We began this argument with the notion that accountability requires enforcement, and hopefully you can see how each accountability mechanism implies immediately its own form of enforcement and consequences.

Accountability is not just a system of rewards and punishments. It is not all about carrots and sticks. We are not mules even if at times we are just as stubborn. Accountability is a process of making commitments and living up to those commitments in a form of a “social contract.” The enforcement mechanisms should be more like “last resort” rather than “cost benefit analysis.” After all, most of us refrain from stealing mostly because it is morally wrong, not because the probability of being caught, times the number of years in jail, yields an unfavorable expected value.

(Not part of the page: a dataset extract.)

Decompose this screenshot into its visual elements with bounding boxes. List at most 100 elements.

Ultimately, in the system for accountability adopted by a firm, “consequences” should mean that not completing your commitments will not be tolerated and will not be accepted. The outcome does not have to be monetary, but it has to be imbedded in the firm’s culture. Those who do not complete their goals should most of all feel the admonition of the firm. That cultural force can be even more powerful than any financial incentive systems. It is the reason we don’t pick our noses in public – it’s not that we will be fined if we do, it’s that we will be shamed by others for doing it

Being accountable to yourself

Perhaps the most important form of accountability is the one we all have to ourselves. The noted author and consultant David Maister points out that “professionalism” is not a diploma or achievement but a state of mind. No one can motivate us as much as we can motivate ourselves and no one can manage us better than we can manage ourselves.

It’s unfortunately very difficult to do so. Still, much of accountability comes down to what professionals expect of themselves. The more each professional aspires to be a better contributor and to continue growing their practice, the easier it will be for the firm to help and support them in that process.